Foreword Review — Fall 2012
Touring motorcyclists enjoy their mode of travel because they can get so much closer to their surroundings than caged-in drivers in their automobiles.
This practical, well-considered guide promises to put motorcyclists in intimate contact with the vast landscape of America’s largest state, and help get them back safely to home base. Alaska is a different world from its lower 48 siblings, the authors note, and two-wheeled explorations of a potentially harsh and unforgiving frontier pose unique challenges while also being generous with rewards.
This quick-access guide, sized to slip easily from a tankbag when on the side of a muddy logging road, is actually a well-engineered survival kit that addresses must-know Q&A issues. It has a durable cover, heavy, slick pages that can handle the mud and rain, and rounded corners that minimize dog-earring.
Each chapter is laid out by particular geographic road trip that can usually be done in one or two days. The pages are sprinkled with easy-to-spot logos with information on campgrounds, motorcycle service sites, danger zones, camera-worthy vistas, breweries, and biker-friendly restaurants. Each chapter has a single At a Glance page offering an amazing amount of easy-to-digest information for trip preparation, including the ideal motorcycle for that ride, optimal season, and expected road conditions. For example, its Hot Tips entry for the 134-mile Denali Highway reads, “Be prepared to ride in the rain and sleep in freezing temperatures; road surface treacherous when wet.”
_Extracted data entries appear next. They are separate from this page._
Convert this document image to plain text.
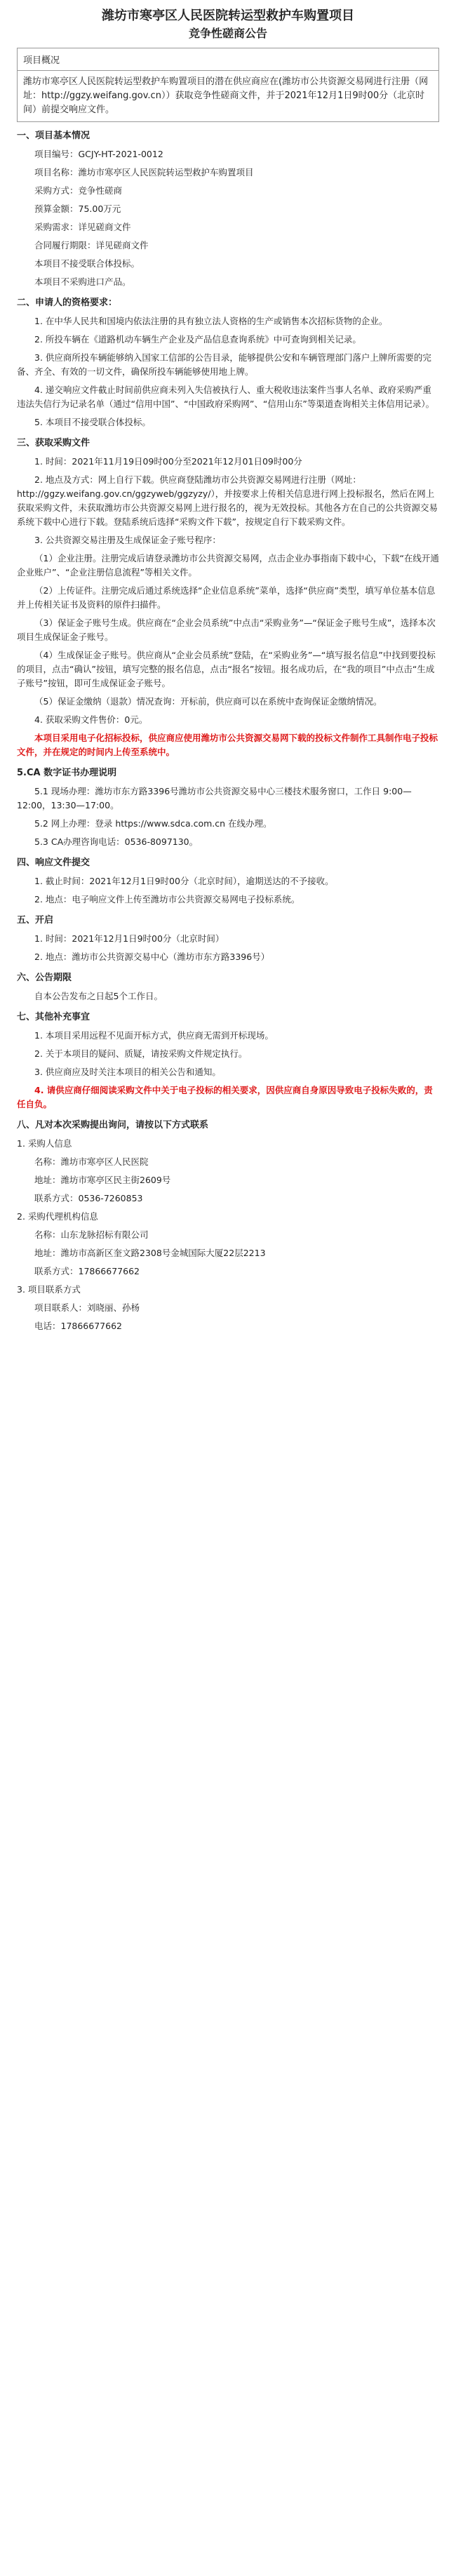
潍坊市寒亭区人民医院转运型救护车购置项目
竞争性磋商公告
项目概况
潍坊市寒亭区人民医院转运型救护车购置项目的潜在供应商应在(潍坊市公共资源交易网进行注册（网址：http://ggzy.weifang.gov.cn））获取竞争性磋商文件，并于2021年12月1日9时00分（北京时间）前提交响应文件。
一、项目基本情况

项目编号：GCJY-HT-2021-0012

项目名称：潍坊市寒亭区人民医院转运型救护车购置项目

采购方式：竞争性磋商

预算金额：75.00万元

采购需求：详见磋商文件

合同履行期限：详见磋商文件

本项目不接受联合体投标。

本项目不采购进口产品。

二、申请人的资格要求：

1. 在中华人民共和国境内依法注册的具有独立法人资格的生产或销售本次招标货物的企业。

2. 所投车辆在《道路机动车辆生产企业及产品信息查询系统》中可查询到相关记录。

3. 供应商所投车辆能够纳入国家工信部的公告目录，能够提供公安和车辆管理部门落户上牌所需要的完备、齐全、有效的一切文件，确保所投车辆能够使用地上牌。

4. 递交响应文件截止时间前供应商未列入失信被执行人、重大税收违法案件当事人名单、政府采购严重违法失信行为记录名单（通过“信用中国”、“中国政府采购网”、“信用山东”等渠道查询相关主体信用记录）。

5. 本项目不接受联合体投标。

三、获取采购文件

1. 时间：2021年11月19日09时00分至2021年12月01日09时00分

2. 地点及方式：网上自行下载。供应商登陆潍坊市公共资源交易网进行注册（网址：http://ggzy.weifang.gov.cn/ggzyweb/ggzyzy/），并按要求上传相关信息进行网上投标报名，然后在网上获取采购文件，未获取潍坊市公共资源交易网上进行报名的，视为无效投标。其他各方在自己的公共资源交易系统下载中心进行下载。登陆系统后选择“采购文件下载”，按规定自行下载采购文件。

3. 公共资源交易注册及生成保证金子账号程序：

（1）企业注册。注册完成后请登录潍坊市公共资源交易网，点击企业办事指南下载中心，下载“在线开通企业账户”、“企业注册信息流程”等相关文件。

（2）上传证件。注册完成后通过系统选择“企业信息系统”菜单，选择“供应商”类型，填写单位基本信息并上传相关证书及资料的原件扫描件。

（3）保证金子账号生成。供应商在“企业会员系统”中点击“采购业务”—“保证金子账号生成”，选择本次项目生成保证金子账号。

（4）生成保证金子账号。供应商从“企业会员系统”登陆，在“采购业务”—“填写报名信息”中找到要投标的项目，点击“确认”按钮，填写完整的报名信息，点击“报名”按钮。报名成功后，在“我的项目”中点击“生成子账号”按钮，即可生成保证金子账号。

（5）保证金缴纳（退款）情况查询：开标前，供应商可以在系统中查询保证金缴纳情况。

4. 获取采购文件售价：0元。

本项目采用电子化招标投标，供应商应使用潍坊市公共资源交易网下载的投标文件制作工具制作电子投标文件，并在规定的时间内上传至系统中。

5.CA 数字证书办理说明

5.1 现场办理：潍坊市东方路3396号潍坊市公共资源交易中心三楼技术服务窗口，工作日 9:00—12:00，13:30—17:00。

5.2 网上办理：登录 https://www.sdca.com.cn 在线办理。

5.3 CA办理咨询电话：0536-8097130。

四、响应文件提交

1. 截止时间：2021年12月1日9时00分（北京时间），逾期送达的不予接收。

2. 地点：电子响应文件上传至潍坊市公共资源交易网电子投标系统。

五、开启

1. 时间：2021年12月1日9时00分（北京时间）

2. 地点：潍坊市公共资源交易中心（潍坊市东方路3396号）

六、公告期限

自本公告发布之日起5个工作日。

七、其他补充事宜

1. 本项目采用远程不见面开标方式，供应商无需到开标现场。

2. 关于本项目的疑问、质疑，请按采购文件规定执行。

3. 供应商应及时关注本项目的相关公告和通知。

4. 请供应商仔细阅读采购文件中关于电子投标的相关要求，因供应商自身原因导致电子投标失败的，责任自负。

八、凡对本次采购提出询问，请按以下方式联系

1. 采购人信息

名称：潍坊市寒亭区人民医院

地址：潍坊市寒亭区民主街2609号

联系方式：0536-7260853

2. 采购代理机构信息

名称：山东龙脉招标有限公司

地址：潍坊市高新区奎文路2308号金城国际大厦22层2213

联系方式：17866677662

3. 项目联系方式

项目联系人：刘晓丽、孙杨

电话：17866677662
The two-man team responsible for the book is an ideal pairing. Lee Klancher, a book publisher with twenty-plus years of journalism experience, handled the writing and many of the truly spectacular color photographs. The navigator and man with the map was Phil Freeman, owner of MotoQuest, an Alaska-based motorcycle tour guide company. Freeman knows his roads. The two explain in an entertaining style how to traverse these roads safely but with swagger.
The book is a great insider’s guide. How else would an out-of-state biker ever find out about Dawson City’s Sourdough Saloon and its infamous Sourtoe Cocktail? “A drink with a dead guy’s toe in your glass. If the toe touches your lips as you drink, they put your name on the registry.” Cheers!